Several of the things they presented to us during the training responded to a European lifestyle context, which has little to do with the physical and emotional attachments of the Latino families with which I grew up and with whom I work. However, I was left with two teachings that we should involve in our daily work. They will not be easy, but they are urgent.
The first is that we owe our children the dignity and respect they deserve, in other words we must stop infantilizing the children. Infants are infants, and because they are infants it does not mean that they must be treated in their different stages of development as something minor or insignificant.
It is wonderful and inspiring to see an infant recognize his hands, recognize the space that surrounds him, when they find their feet, when they learn to push with their legs with their back on the ground because these are the great achievements of development.
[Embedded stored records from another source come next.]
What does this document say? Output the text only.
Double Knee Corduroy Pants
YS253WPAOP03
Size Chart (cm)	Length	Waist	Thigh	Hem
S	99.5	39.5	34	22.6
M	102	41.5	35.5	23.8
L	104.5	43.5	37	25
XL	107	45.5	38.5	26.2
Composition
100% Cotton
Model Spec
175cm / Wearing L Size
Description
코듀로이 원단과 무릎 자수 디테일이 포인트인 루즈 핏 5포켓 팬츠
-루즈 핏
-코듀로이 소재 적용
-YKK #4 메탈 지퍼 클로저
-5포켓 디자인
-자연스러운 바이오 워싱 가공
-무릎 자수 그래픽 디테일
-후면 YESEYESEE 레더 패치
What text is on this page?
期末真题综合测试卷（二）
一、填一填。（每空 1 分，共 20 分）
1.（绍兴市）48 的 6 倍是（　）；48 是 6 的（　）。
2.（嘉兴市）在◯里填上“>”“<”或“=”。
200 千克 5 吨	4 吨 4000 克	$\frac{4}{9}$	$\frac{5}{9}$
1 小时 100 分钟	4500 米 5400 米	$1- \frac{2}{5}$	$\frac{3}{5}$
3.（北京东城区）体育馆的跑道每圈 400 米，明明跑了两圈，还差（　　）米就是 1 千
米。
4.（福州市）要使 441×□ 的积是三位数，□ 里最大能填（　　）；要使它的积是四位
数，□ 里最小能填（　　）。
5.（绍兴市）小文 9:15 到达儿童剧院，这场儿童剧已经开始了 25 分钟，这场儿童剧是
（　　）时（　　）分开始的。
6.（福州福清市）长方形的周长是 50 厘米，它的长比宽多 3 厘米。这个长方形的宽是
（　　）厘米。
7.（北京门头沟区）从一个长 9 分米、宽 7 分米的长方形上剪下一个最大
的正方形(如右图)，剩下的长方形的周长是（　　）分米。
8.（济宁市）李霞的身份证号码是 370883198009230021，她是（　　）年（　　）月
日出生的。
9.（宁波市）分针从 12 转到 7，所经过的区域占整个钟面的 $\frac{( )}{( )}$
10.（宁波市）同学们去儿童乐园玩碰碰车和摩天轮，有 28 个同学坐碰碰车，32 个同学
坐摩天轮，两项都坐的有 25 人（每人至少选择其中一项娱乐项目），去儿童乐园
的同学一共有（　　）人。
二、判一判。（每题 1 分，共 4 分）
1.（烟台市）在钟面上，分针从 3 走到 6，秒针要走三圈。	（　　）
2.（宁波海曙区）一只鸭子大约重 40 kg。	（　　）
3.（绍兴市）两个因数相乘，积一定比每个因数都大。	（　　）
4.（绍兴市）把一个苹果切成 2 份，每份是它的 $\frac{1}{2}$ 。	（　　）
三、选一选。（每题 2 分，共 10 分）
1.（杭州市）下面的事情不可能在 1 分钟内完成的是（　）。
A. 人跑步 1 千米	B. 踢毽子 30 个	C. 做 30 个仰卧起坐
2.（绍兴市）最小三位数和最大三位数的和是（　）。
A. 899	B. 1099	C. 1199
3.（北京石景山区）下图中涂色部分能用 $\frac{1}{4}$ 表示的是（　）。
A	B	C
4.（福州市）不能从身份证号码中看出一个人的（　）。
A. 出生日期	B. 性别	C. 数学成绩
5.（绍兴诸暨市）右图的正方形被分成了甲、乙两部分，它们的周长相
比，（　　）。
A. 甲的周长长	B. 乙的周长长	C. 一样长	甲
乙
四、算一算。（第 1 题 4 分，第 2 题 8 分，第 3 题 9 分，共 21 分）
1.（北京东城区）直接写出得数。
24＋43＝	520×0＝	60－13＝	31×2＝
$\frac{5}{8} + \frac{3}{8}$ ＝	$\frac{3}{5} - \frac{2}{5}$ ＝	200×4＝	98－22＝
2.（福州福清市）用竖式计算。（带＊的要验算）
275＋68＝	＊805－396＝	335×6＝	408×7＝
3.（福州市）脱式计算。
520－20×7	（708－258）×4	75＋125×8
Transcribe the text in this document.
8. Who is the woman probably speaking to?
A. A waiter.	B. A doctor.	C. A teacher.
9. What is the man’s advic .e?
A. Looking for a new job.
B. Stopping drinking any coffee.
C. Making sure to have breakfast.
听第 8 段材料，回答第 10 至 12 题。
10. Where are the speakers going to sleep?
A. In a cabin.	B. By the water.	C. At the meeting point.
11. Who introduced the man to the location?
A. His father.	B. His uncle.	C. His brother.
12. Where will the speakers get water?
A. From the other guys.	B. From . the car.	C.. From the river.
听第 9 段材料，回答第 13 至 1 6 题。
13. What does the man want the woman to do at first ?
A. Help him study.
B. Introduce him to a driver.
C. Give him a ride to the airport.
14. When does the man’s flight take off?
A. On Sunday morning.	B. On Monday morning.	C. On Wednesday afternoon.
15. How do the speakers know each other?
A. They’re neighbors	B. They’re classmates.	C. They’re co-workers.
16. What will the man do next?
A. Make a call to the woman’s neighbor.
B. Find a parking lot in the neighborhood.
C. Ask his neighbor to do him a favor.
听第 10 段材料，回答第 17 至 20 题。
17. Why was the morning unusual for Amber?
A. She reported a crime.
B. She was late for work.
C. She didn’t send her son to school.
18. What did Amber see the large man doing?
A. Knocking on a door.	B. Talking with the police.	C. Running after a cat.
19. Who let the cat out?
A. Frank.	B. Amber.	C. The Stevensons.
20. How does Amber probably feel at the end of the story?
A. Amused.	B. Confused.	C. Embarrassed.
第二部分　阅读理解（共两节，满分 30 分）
Our duty is to provide them with a safe space for infants to optimally enjoy each of their stages.
The second lesson that resonated with me was the nerve point of the Pikler perspective: this approach is NOT about the boy or the girl, it is about how adults relate to boys and girls. As adults, we must take away the ridiculous idea that we are teaching children from 0 to 3 years old in the same way as older children in the school system. During early childhood, the adult must be responsible simply for providing a safe, healthy and stimulating environment for children in their early stages of development. A safe space, being humane, less schooling/ restrictive curriculums, that allows infants to enter the world with others through knowing themselves. In this sense, the Pikler perspective calls on adults to humanity in order to protect the child’s humanity.